Film Friday: William Holden in 'Fedora' – Billy Wilder takes on Hollywood ageism

Hollywood may have loved Billy Wilder, but Billy Wilder did not like Hollywood. As the filmmaker behind the most cynical and iconic film about filmmaking, Sunset Boulevard, Wilder showed a surprising disdain for the way the industry that made him famous worked. While he rarely returned to the same subject twice in his long career, Wilder did return to Hollywood, so to speak, 18 years after Sunset Boulevard with the shockingly underrated Fedora.

Like Sunset Boulevard, Fedora also stars William Holden, albeit a much, much older Holden. By 1978, Holden was among Hollywood's elder statesman, but had proven that he could still pack a punch with words and actions in Sidney Lumet's Network. Therefore, Fedora was the perfect material to reunite Wilder with Holden for the first time since Sabrina.

The film starts at a funeral, where Hollywood icon Fedora (Marthe Keller) is laying in an open casket, with tourists taking pictures and fans in tears. The narrator is Barry “Dutch” Detweiler (Holden), who tells us that Fedora has not worked in a film in years, retreating at the height of her career like Greta Garbo did. However, Fedora has mysteriously stayed young all these years. Dutch blames himself for Fedora's death, assuming that his constant pushing to get her to star in a modern Anna Karenina led her to commit suicide. But there is much more to the story than Dutch knows.

Surprisingly, Fedora isn't set all in the mind of Dutch, which is one of its faults. Unlike the concise and direct Sunset Boulevard, Fedora's second half is more like Clue. Wilder and his too-frequent co-writer I.A.L. Diamond bring Dutch's flashback up to the point the film started an hour into the movie...and there's still another hour to go. So, rather than tell us how Fedora got in the casket from one character's perspective, the story is abruptly split in three. Portions of the story are told by her doctor, Vando (Jose Ferrer); the servant Miss Balfour (Frances Sternhagen) and Countess Sobryanski (Hildegard Knef). Indeed, Holden's role is whittled down to merely standing and asking questions by that point in the film.
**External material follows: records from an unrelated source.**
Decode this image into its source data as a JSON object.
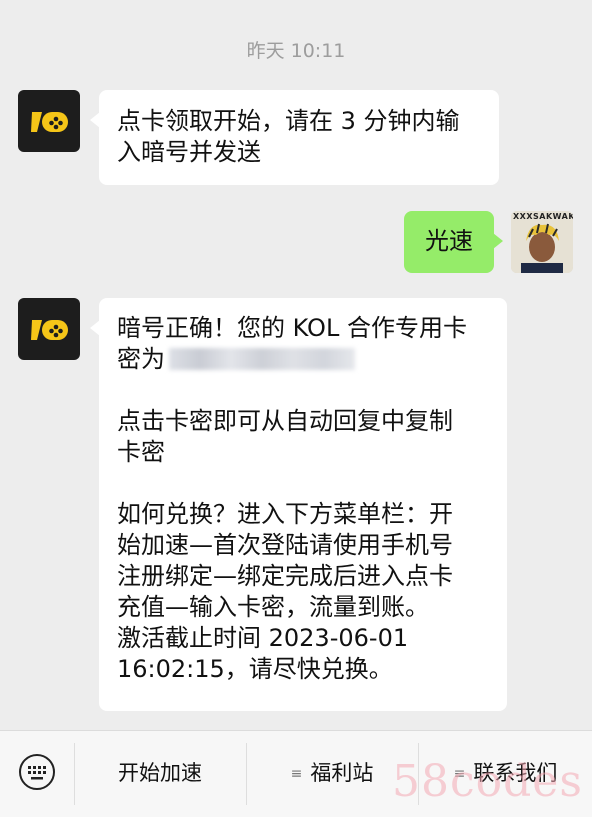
{
  "timestamp": "昨天 10:11",
  "messages": [
    {
      "sender": "bot",
      "lines": [
        "点卡领取开始，请在 3 分钟内输",
        "入暗号并发送"
      ]
    },
    {
      "sender": "user",
      "text": "光速",
      "avatar_caption": "XXXSAKWAK"
    },
    {
      "sender": "bot",
      "lines": [
        "暗号正确！您的 KOL 合作专用卡",
        "密为",
        "",
        "点击卡密即可从自动回复中复制",
        "卡密",
        "",
        "如何兑换？进入下方菜单栏：开",
        "始加速—首次登陆请使用手机号",
        "注册绑定—绑定完成后进入点卡",
        "充值—输入卡密，流量到账。",
        "激活截止时间 2023-06-01",
        "16:02:15，请尽快兑换。"
      ]
    }
  ],
  "footer_menu": {
    "keyboard_icon": "keyboard-icon",
    "items": [
      {
        "label": "开始加速",
        "icon": ""
      },
      {
        "label": "福利站",
        "icon": "≡"
      },
      {
        "label": "联系我们",
        "icon": "≡"
      }
    ]
  },
  "watermark": "58codes",
  "colors": {
    "background": "#ededed",
    "bubble_incoming": "#ffffff",
    "bubble_outgoing": "#95ec69",
    "bot_avatar_bg": "#1d1d1d",
    "bot_avatar_accent": "#f5c518"
  }
}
But that second hour is still a surprising shift for Wilder, especially when you consider his later works. Fedora sticks out like a sore thumb among the other post-The Apartment movies, which are all comedies. However, Wilder and Diamond (who worked on every post-Apartment movie with Wilder) tried their hand one last time at a straight drama. Sure, there's some humor in it, but Fedora is built more like the great films Wilder made in the late '40s and early '50s. You get the sense that if Wilder could have convinced some financiers to let him make it in black and white, he would have.

What also sets Fedora apart from Wilder's other later films is that Jack Lemmon is nowhere to be found. Instead, he goes back to Holden, who appears to be having fun working with Wilder again. Jose Ferrer also adds to the gravitas of the film and there's a couple of neat cameos from Henry Fonda and Michael York. But I do believe that if Wilder had been able to pay for better actresses, the film overall would have worked better. It's not that Marthe Keller is terrible, it's just that she doesn't stick in your mind long after seeing the film.

If it is possible for a film to be more cynical that Sunset Boulevard, Fedora achieves that with ease. While Sunset Boulevard attacks Hollywood's short-term memory, Fedora attacks a more obvious problem and one the industry still faces: an obsession with youth. We're still arguing over the lack of roles for older women in major films, and that is central to Fedora's plot. In fact, the only reason why Hollywood falls all over for Fedora is because she looks so young and is a known name. And that's the exact same reason why Dutch wants to talk to her, too. It's not like he's a hero. After all, he's hoping to get her to play Anna Karenina, a role meant for a younger woman. Her obsession to stay so young is ultimately what costs her.

Fedora is like an old master trying to see if he can get one last great work out of his favorite themes. Sadly, it's nowhere near as good as Sunset Boulevard, but that wasn't Wilder's intentions. He turned over a different leaf, exposing another problem in the Hollywood system. It's just a shame that so few listened to what he had to say this time.

On Home Video: Fedora was recently released on Blu-ray and DVD by Olive Films.